The shows started off with an excellent (if fairly straight) reading of the Genesis classic, "Watcher of the Skies," featuring Wetton on vocals. "Firth of Fifth" is the next big highlight, featuring an ominous new midsection. Hackett turns in an excellent solo on the track, and Thompson's drumming here is outstanding as usual. Everyone in the band gets a chance to stretch out a bit in "Camino Royale," followed by a great version of the King Crimson namesake, "The Court of the Crimson King." The Crimsons wish they sounded this good.
This brings us to the acoustic portion of the show. After two short instrumental tunes, Wetton takes the stage again for an acoustic take on the Asia hit, "Heat of the Moment." Up next are three tracks that aren't listed for some reason. The first is an updated rendition of "In That Quiet Earth," and then an extended "Vampyre With a Healthy Appetite." This particular track, from his Guitar Noir album, really gives Hackett a chance to show off his prowess on the electric guitar. The last unlisted song is "I Talk to the Wind." Crimson fans will be thrilled that they played this song, but it's a bit of a set killer here. Great performance, but it would better if it fell in a different place in the set.

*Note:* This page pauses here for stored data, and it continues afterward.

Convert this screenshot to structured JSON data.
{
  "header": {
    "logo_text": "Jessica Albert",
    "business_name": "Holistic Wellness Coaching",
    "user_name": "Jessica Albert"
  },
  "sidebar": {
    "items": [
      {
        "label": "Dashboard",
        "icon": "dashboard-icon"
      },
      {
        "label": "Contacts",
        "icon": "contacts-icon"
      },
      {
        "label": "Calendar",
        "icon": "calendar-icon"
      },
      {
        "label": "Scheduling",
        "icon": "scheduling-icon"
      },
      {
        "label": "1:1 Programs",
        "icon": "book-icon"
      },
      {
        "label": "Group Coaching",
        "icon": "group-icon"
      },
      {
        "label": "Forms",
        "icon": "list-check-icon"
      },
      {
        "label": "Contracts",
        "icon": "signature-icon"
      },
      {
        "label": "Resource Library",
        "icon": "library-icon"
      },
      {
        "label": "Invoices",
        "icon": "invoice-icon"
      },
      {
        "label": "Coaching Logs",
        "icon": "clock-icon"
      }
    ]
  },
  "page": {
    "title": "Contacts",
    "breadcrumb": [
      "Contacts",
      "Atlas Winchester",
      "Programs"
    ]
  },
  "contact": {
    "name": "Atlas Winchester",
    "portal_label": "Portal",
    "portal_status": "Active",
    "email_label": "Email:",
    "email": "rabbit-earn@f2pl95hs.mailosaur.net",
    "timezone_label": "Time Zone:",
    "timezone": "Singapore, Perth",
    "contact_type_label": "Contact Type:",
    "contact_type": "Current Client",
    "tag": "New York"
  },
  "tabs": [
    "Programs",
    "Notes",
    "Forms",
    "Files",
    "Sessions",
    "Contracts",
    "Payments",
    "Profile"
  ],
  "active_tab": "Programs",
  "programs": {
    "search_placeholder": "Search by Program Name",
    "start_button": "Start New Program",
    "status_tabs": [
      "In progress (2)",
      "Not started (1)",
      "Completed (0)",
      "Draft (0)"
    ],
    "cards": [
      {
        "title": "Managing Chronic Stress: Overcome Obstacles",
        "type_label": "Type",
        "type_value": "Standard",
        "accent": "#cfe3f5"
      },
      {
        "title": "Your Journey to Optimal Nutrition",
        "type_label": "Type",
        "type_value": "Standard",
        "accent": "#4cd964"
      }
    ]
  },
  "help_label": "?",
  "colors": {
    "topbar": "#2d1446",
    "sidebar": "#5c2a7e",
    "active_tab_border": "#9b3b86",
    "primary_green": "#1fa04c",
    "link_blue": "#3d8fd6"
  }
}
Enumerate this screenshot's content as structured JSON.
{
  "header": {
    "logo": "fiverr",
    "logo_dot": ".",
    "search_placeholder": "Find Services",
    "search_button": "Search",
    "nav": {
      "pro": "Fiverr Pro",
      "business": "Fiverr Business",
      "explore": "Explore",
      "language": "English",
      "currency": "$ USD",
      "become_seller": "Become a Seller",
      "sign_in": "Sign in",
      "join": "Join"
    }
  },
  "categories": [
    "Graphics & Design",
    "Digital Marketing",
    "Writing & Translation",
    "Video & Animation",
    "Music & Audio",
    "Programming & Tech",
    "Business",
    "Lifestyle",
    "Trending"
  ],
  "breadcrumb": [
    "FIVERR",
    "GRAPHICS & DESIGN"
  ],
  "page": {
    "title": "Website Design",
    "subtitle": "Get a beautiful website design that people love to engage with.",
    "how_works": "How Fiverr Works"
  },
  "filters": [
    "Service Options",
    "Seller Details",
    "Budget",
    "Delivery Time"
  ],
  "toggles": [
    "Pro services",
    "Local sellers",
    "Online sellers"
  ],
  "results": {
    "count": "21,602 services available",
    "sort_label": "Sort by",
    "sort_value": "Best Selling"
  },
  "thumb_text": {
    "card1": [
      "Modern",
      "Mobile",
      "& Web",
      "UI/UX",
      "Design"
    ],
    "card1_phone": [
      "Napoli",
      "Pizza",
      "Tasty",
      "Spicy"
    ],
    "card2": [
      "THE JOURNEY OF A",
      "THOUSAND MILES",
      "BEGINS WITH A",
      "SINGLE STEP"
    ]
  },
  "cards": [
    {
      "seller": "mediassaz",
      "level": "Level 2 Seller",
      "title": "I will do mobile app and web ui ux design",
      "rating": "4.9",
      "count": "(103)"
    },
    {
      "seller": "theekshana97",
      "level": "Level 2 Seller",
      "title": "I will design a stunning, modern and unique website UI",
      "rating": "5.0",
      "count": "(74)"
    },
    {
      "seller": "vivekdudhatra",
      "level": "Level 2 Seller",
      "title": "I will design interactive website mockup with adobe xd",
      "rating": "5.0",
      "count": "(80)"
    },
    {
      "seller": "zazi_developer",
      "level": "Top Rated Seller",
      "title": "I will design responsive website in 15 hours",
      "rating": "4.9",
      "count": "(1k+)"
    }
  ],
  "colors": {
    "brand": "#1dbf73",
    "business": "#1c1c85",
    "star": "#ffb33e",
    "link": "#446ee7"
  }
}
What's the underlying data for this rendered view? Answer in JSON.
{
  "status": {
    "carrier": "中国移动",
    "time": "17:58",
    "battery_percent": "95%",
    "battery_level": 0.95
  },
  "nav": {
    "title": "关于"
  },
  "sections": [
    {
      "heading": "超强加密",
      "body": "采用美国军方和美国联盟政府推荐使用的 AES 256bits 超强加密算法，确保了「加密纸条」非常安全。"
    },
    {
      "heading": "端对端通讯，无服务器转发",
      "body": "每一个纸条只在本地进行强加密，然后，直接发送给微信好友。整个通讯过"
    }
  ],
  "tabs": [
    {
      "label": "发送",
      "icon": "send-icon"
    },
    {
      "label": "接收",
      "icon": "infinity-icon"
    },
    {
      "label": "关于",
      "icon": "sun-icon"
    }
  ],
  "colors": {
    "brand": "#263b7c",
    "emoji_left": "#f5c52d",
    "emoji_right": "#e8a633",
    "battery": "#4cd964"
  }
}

The second disc kicks off with a short version of "Shadow of the Hierophant," with a solo from Thompson, which eventually segues into my personal favorite here, "Los Endos." Like "Firth of Fifth," the midsection of this song has been radically reworked. The only thing bad about this show is when Hackett tries to sing. "I Know What I Like" is the perfect example. The music is good, but the vocals on the verses are awful. Wetton handles the vocals on the choruses. The audio portion of this CD concludes with two new instrumental studio tracks--"Firewall" and "The Dealer." Neither one are anything spectacular, although "The Dealer" is the better of the two.
In addition to audio portion of this 2CD set, the second disc also boasts a wide assortment of video goodies. There are full length videos for "Watcher of the Skies," "Heat of the Moment" and "Los Endos" as well as bios on each of the band members, stage setups, photos, and more. At this point in time, it doesn't look like we'll be hearing anything new from Genesis anytime soon; and if we do, you can bet that it won't be anywhere near as good as this. Hackett and the rest of the group have given these classic tunes a fresh new perspective, and in several cases, actually improved upon them. Hackett called these shows "an affectionate backward glance." Prog fans will just call it a great album.